We chat with debut author Amy Avery about The Longest Autumn, which is a spellbinding debut fantasy about a human who gets trapped with the god of Autumn, who brings with him life-threatening danger and a forbidden romance.
Hi, Amy! Can you tell our readers a bit about yourself?
I am a graphic designer at my day job, with a love of swapping hobbies every few years. My current obsession is spraying and painting book edges, but in the past I’ve also been an amateur mixologist, a jewelry-maker, and a cosplayer. I’m very much a homebody who loves nothing more than curling up on the couch with my cat and my husband as we both read, or we also love to watch baking shows.
When did you first discover your love for writing and stories?
My parents started reading to me at a very young age, so I’ve always loved books. I’ve also been a storyteller for as long as I can remember. I did make some early attempts at writing plays and coercing my little brother to perform them for my parents. When I was around eight, my grandmother let me use her old typewriter, and that’s when I decided I really wanted to be a writer.
Quick lightning round! Tell us:
- The first book you ever remember reading: I think the first one I read myself might have been The Monster at the End of This Book, the Little Golden Book featuring Grover from Sesame Street. I still have a copy on my bookshelf.

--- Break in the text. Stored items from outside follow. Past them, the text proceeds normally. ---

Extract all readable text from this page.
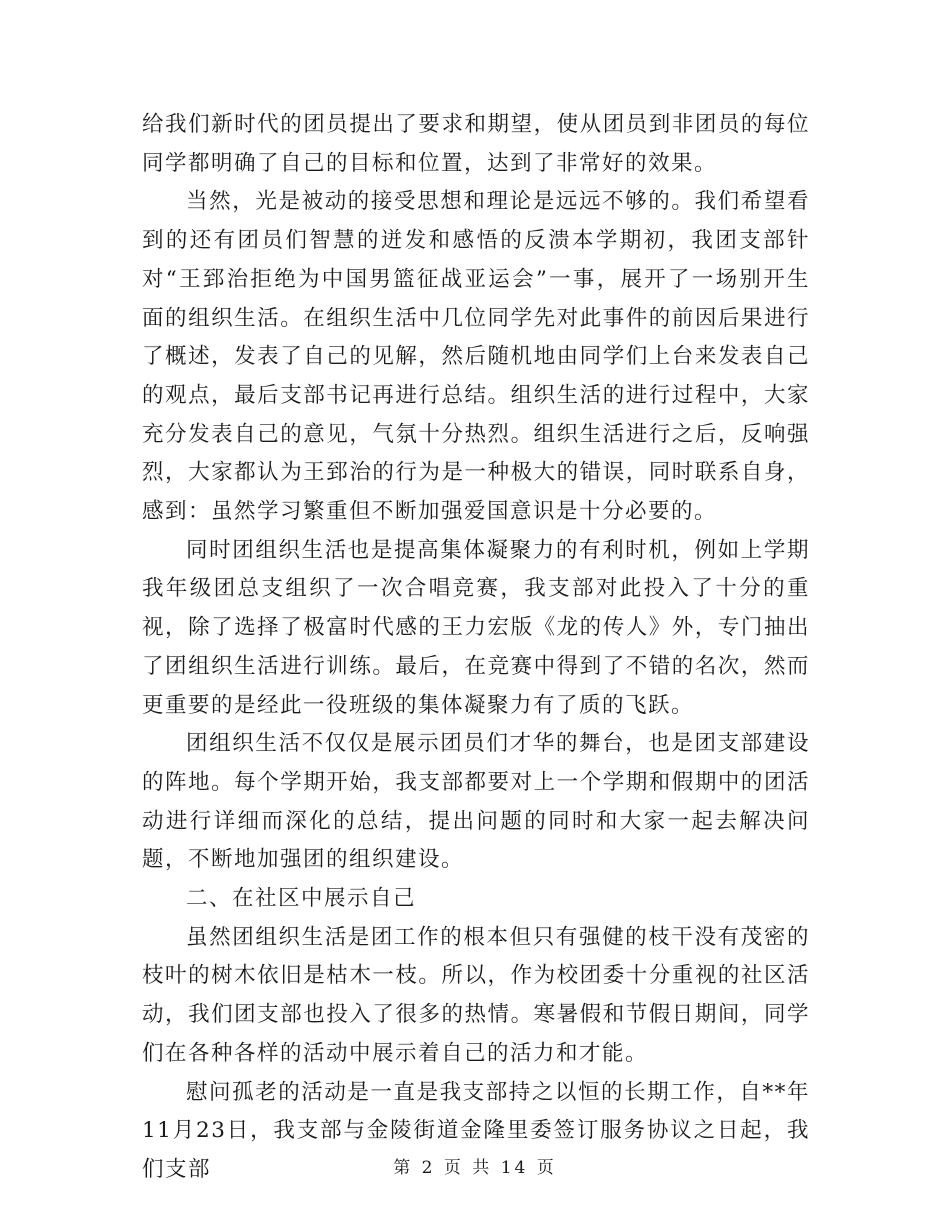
给我们新时代的团员提出了要求和期望，使从团员到非团员的每位同学都明确了自己的目标和位置，达到了非常好的效果。

当然，光是被动的接受思想和理论是远远不够的。我们希望看到的还有团员们智慧的迸发和感悟的反溃本学期初，我团支部针对“王郅治拒绝为中国男篮征战亚运会”一事，展开了一场别开生面的组织生活。在组织生活中几位同学先对此事件的前因后果进行了概述，发表了自己的见解，然后随机地由同学们上台来发表自己的观点，最后支部书记再进行总结。组织生活的进行过程中，大家充分发表自己的意见，气氛十分热烈。组织生活进行之后，反响强烈，大家都认为王郅治的行为是一种极大的错误，同时联系自身，感到：虽然学习繁重但不断加强爱国意识是十分必要的。

同时团组织生活也是提高集体凝聚力的有利时机，例如上学期我年级团总支组织了一次合唱竞赛，我支部对此投入了十分的重视，除了选择了极富时代感的王力宏版《龙的传人》外，专门抽出了团组织生活进行训练。最后，在竞赛中得到了不错的名次，然而更重要的是经此一役班级的集体凝聚力有了质的飞跃。

团组织生活不仅仅是展示团员们才华的舞台，也是团支部建设的阵地。每个学期开始，我支部都要对上一个学期和假期中的团活动进行详细而深化的总结，提出问题的同时和大家一起去解决问题，不断地加强团的组织建设。

二、在社区中展示自己

虽然团组织生活是团工作的根本但只有强健的枝干没有茂密的枝叶的树木依旧是枯木一枝。所以，作为校团委十分重视的社区活动，我们团支部也投入了很多的热情。寒暑假和节假日期间，同学们在各种各样的活动中展示着自己的活力和才能。

慰问孤老的活动是一直是我支部持之以恒的长期工作，自**年11月23日，我支部与金陵街道金隆里委签订服务协议之日起，我们支部	第 2 页 共 14 页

- The one that made you want to become an author: I hope it’s not cheating to include a series, but I was obsessed with all of L.J. Smith’s books at a teen. She’s most well-known for The Vampire Diaries, but I first read her trilogy Dark Visions. They were my first young adult books, and so intensely dramatic that I was captivated. While I’d been writing as a hobby forever, those books made me want to share my stories with the wider world and connect with readers in the same way.
- The one that you can’t stop thinking about: This answer will always belong to Robin Hobb’s Assassin’s Apprentice, the first book in the Farseer Trilogy and her wider Realm of the Elderlings series. I’m still embarrassingly invested in those characters, even two decades after I first read about them.

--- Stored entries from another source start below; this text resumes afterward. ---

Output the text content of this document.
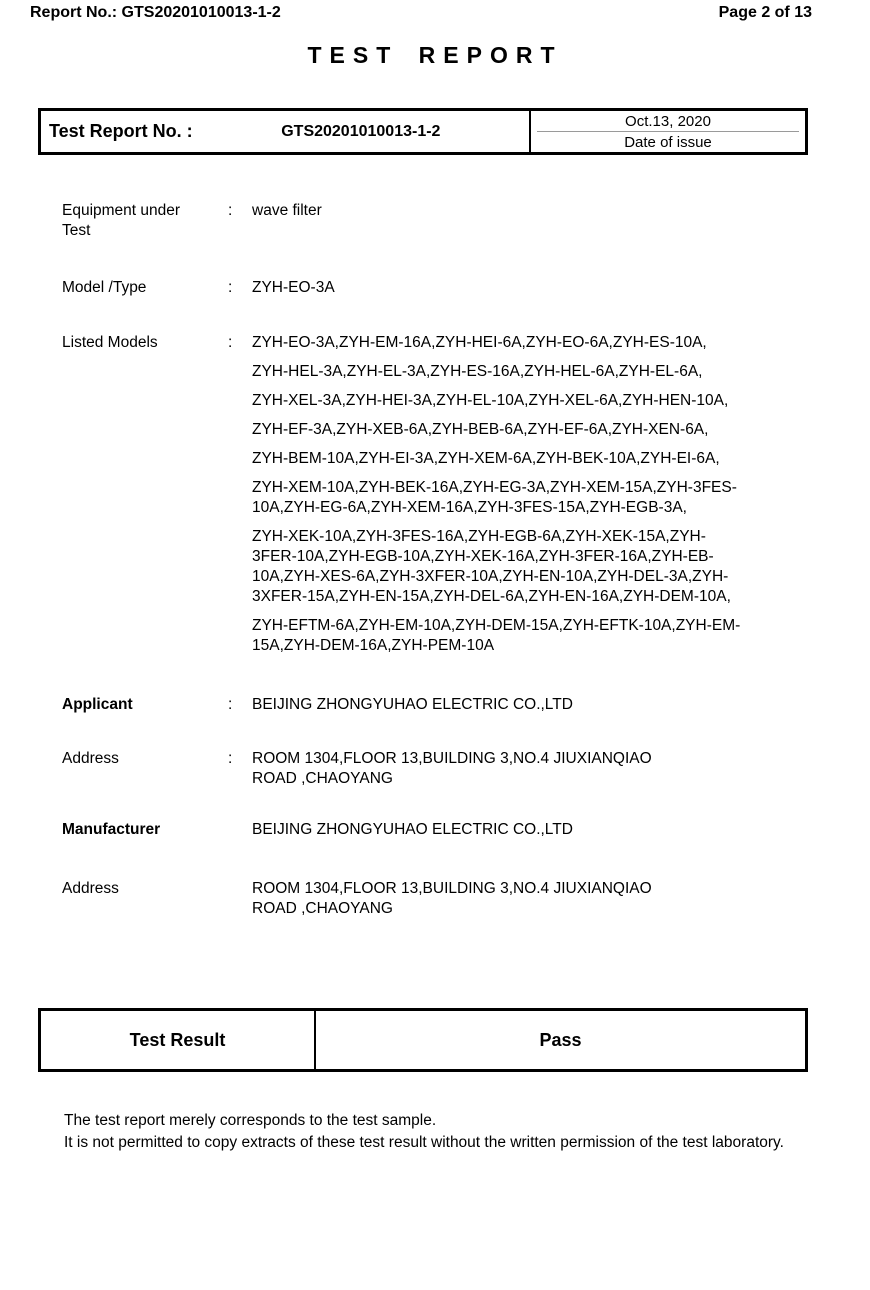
Report No.: GTS20201010013-1-2	Page 2 of 13
TEST REPORT
Test Report No. :	GTS20201010013-1-2
Oct.13, 2020
Date of issue
Equipment under
Test
:	wave filter
Model /Type	:	ZYH-EO-3A
Listed Models	:	ZYH-EO-3A,ZYH-EM-16A,ZYH-HEI-6A,ZYH-EO-6A,ZYH-ES-10A,
ZYH-HEL-3A,ZYH-EL-3A,ZYH-ES-16A,ZYH-HEL-6A,ZYH-EL-6A,
ZYH-XEL-3A,ZYH-HEI-3A,ZYH-EL-10A,ZYH-XEL-6A,ZYH-HEN-10A,
ZYH-EF-3A,ZYH-XEB-6A,ZYH-BEB-6A,ZYH-EF-6A,ZYH-XEN-6A,
ZYH-BEM-10A,ZYH-EI-3A,ZYH-XEM-6A,ZYH-BEK-10A,ZYH-EI-6A,
ZYH-XEM-10A,ZYH-BEK-16A,ZYH-EG-3A,ZYH-XEM-15A,ZYH-3FES-
10A,ZYH-EG-6A,ZYH-XEM-16A,ZYH-3FES-15A,ZYH-EGB-3A,
ZYH-XEK-10A,ZYH-3FES-16A,ZYH-EGB-6A,ZYH-XEK-15A,ZYH-
3FER-10A,ZYH-EGB-10A,ZYH-XEK-16A,ZYH-3FER-16A,ZYH-EB-
10A,ZYH-XES-6A,ZYH-3XFER-10A,ZYH-EN-10A,ZYH-DEL-3A,ZYH-
3XFER-15A,ZYH-EN-15A,ZYH-DEL-6A,ZYH-EN-16A,ZYH-DEM-10A,
ZYH-EFTM-6A,ZYH-EM-10A,ZYH-DEM-15A,ZYH-EFTK-10A,ZYH-EM-
15A,ZYH-DEM-16A,ZYH-PEM-10A
Applicant	:	BEIJING ZHONGYUHAO ELECTRIC CO.,LTD
Address	:	ROOM 1304,FLOOR 13,BUILDING 3,NO.4 JIUXIANQIAO
ROAD ,CHAOYANG
Manufacturer	BEIJING ZHONGYUHAO ELECTRIC CO.,LTD
Address	ROOM 1304,FLOOR 13,BUILDING 3,NO.4 JIUXIANQIAO
ROAD ,CHAOYANG
Test Result	Pass

The test report merely corresponds to the test sample.

It is not permitted to copy extracts of these test result without the written permission of the test laboratory.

Your debut novel, The Longest Autumn, is out January 16th! If you could only describe it in five words, what would they be?
Atmospheric, poignant, intimate, haunting, aching.
What can readers expect?
A book that explores obsession and ambition, what it means to want something your entire life only to have it fall apart. The book also features complicated, messy relationships between friends and lovers. It’s set in a second-world setting featuring a polyamorous, pansexual, and generally sex-positive society. More than anything else, it’s a book about loss of all kinds, and how people deal with that.
Where did the inspiration for The Longest Autumn come from?
One time I complained about a drought of book ideas to a fellow writer friend, and they challenged me to come up with something entirely new and high-concept within the next couple of days. I looked through old notes and random idea scribbles, finding one about the seasons personified. I wondered what would happen if their routine was disrupted, and the rest unspooled from there.
Were there any moments or characters you really enjoyed writing or exploring?
There’s a prominent character in the book named Sidriel. In an early draft, he was thrown in on a whim as a minor side character for one plot point. But he just commanded attention when he was on the page, and his personality was just so compelling that he grew into a major character. He’s sly and mysterious and manipulative, but also has some deeper layers to him that were so fun to explore.
What a stunning cover! Can you tell us a bit about the process and seeing the final version?
The process went very quickly! The cover is by Jonathan Bush. I saw some early sketches and loved them, then before I knew it the final version was ready. There were a few touches added after the initial concepts, like Tirne’s heirloom necklace and a bracelet that also has sentimental meaning in the book.
This is your debut novel! What was the road to becoming a published author like for you?
It was a bit of a rollercoaster, but I think that’s common. I always wanted to be an author or artist, but like many creatives, I was encouraged to pursue a more stable career when I graduated high school. I compromised with graphic design and continued writing as a hobby, but never finished a full novel.
Then in 2006, I participated in my first National Novel Writing Month. That book was atrocious, but I completed it. I did NaNoWriMo every year from 2006 through 2020, completing the challenge fourteen of the fifteen times. My 2015 novel was far from my first, but it was the one I decided to try publishing. It went through a few years of rewrites before unsuccessfully querying.
I worked on other projects between the two, but the next novel I queried was The Longest Autumn. It got me an agent, but the book went through a hefty rewrite before going on submission and eventually getting picked up by Flatiron Books.
With it being the new year, have you set any resolutions or goals for 2024?
I’d like to spend a little more time balancing my various work tasks with self-care. I’m the stereotypical writer who hyperfocuses on a project and sometimes can neglect myself (or housework). So this year, I want to be more conscientious of that.
What’s next for you?
I’ve got some irons in the fire that I can’t really talk about at the moment, but if all goes well, you’ll be seeing more from me soon!
Lastly, do you have any book recommendations for our readers?
A favorite read from this year is The Salt Grows Heavy by Cassandra Khaw, a fantasy horror novella about a vicious mermaid and a plague doctor who stumble across a creepy village and unravel its secrets. It comes with a content warning for some body horror, but it’s incredibly haunting and the prose is stunning.
If readers are looking for something of the romantic fairy tale variety, I very much enjoyed getting to read Unbound by Christy Healy, which releases on the same day as The Longest Autumn. It’s a genderbent, lovers-to-enemies Beauty and the Beast retelling full of Irish folklore, and the banter is top-notch.